Kit Seelye's piece in today's New York Times concludes fairly strongly (too strongly, Paul Krugman thinks) that Hillary Clinton's health-care plan won't actually succeed in insuring more people than Barack Obama's, even though hers includes a mandate and his doesn't. Earlier this week Jon Cohn discussed his role in coming up with the 15 million figure (the number of people Clinton claims would remain uninsured under Obama's plan).

Matt Yglesias thinks what's missing from the debate is some sense of who, if anyone, would actually be worse off under Obama's plan than under Hillary's plan. The answer, as I understand it, is "the general public, a little bit, in theory." The key argument in favor of a mandate isn't so much that it provides coverage to everyone (though it's certainly something of a boon to Hillary's campaign, in terms of rhetoric, that she can claim her plan is universal while Obama's isn't). The argument is that a mandate forces people into the coverage pool for whom health insurance would otherwise be a bad deal (mostly young, healthy people), thus spreading risk and lowering the cost of insurance to the sick.

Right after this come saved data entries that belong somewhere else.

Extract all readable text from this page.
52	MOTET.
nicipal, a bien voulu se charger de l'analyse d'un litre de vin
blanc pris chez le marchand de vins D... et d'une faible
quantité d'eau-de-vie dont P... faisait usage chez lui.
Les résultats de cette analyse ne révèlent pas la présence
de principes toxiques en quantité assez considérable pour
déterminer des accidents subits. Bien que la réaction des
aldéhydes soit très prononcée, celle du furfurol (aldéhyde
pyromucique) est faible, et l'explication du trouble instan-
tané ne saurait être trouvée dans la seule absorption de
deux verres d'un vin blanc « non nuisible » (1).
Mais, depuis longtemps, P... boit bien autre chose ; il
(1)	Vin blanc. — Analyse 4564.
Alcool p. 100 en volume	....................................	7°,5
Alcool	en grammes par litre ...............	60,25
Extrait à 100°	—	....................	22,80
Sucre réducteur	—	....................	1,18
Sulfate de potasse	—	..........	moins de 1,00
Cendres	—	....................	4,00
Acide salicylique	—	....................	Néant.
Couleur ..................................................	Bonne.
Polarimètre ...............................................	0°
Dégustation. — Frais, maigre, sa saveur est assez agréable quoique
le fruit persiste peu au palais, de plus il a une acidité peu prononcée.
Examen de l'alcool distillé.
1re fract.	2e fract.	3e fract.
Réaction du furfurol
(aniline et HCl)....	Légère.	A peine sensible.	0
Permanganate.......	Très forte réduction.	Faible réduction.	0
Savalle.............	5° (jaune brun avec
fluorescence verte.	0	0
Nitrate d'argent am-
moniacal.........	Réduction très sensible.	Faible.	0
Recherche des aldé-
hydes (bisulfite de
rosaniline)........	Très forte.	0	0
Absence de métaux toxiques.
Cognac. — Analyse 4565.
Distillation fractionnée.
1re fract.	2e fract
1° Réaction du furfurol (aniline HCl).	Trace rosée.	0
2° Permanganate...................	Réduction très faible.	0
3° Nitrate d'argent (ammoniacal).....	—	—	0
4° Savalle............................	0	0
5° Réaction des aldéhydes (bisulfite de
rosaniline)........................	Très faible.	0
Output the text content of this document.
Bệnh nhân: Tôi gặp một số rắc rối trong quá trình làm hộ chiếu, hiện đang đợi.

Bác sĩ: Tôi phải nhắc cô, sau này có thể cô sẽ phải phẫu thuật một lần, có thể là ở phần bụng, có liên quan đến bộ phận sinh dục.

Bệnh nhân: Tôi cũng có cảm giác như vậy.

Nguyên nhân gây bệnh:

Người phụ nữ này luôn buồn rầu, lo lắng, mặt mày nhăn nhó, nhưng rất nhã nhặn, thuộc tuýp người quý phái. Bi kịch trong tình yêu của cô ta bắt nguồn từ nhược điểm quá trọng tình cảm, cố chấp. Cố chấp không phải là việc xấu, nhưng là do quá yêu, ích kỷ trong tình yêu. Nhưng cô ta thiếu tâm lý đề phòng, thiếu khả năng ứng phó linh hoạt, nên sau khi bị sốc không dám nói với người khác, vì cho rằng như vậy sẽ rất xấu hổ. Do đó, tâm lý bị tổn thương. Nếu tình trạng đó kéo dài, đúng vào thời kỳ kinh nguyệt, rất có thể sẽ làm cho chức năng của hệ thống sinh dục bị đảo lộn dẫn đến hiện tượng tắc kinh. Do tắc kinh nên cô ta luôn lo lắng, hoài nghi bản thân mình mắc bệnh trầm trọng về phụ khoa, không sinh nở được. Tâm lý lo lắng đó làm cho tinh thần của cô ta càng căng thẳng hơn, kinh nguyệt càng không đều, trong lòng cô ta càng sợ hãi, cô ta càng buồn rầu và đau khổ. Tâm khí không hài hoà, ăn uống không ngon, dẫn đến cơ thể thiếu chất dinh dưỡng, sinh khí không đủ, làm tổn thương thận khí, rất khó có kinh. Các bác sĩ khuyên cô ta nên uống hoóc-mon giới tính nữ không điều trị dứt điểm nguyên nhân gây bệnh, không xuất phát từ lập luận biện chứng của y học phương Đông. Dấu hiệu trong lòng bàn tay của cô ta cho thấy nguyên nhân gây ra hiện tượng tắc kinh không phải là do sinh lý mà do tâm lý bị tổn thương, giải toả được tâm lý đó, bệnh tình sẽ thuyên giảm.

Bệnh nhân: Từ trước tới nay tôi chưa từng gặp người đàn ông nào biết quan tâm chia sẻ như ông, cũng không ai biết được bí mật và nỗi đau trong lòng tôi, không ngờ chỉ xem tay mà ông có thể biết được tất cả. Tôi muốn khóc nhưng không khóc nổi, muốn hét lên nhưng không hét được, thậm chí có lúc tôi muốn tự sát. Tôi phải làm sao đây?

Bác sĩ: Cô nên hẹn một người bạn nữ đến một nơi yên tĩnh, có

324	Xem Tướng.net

It's a plausible argument and a strong case for a mandate if it's right, but the problem is that I haven't seen any real empirical estimate of the degree to which it would play out this way in reality (though, admittedly, I don't read the literature religiously). There's this Glen Whitman piece from a couple months back, which sparked a fair bit of debate, arguing that a mandate wouldn't, in fact, have that much of an impact on the cost of insurance. And Clinton, so far, hasn't been willing to follow John Edwards's lead in laying out a specific mechanism by which those elusive lucky/healthy folks would be herded into the insurance plans. But it would be helpful (though probably unrealistic) to find some sort of authoritative souce on the question of whether a mandate will really drive down the cost of insurance that much.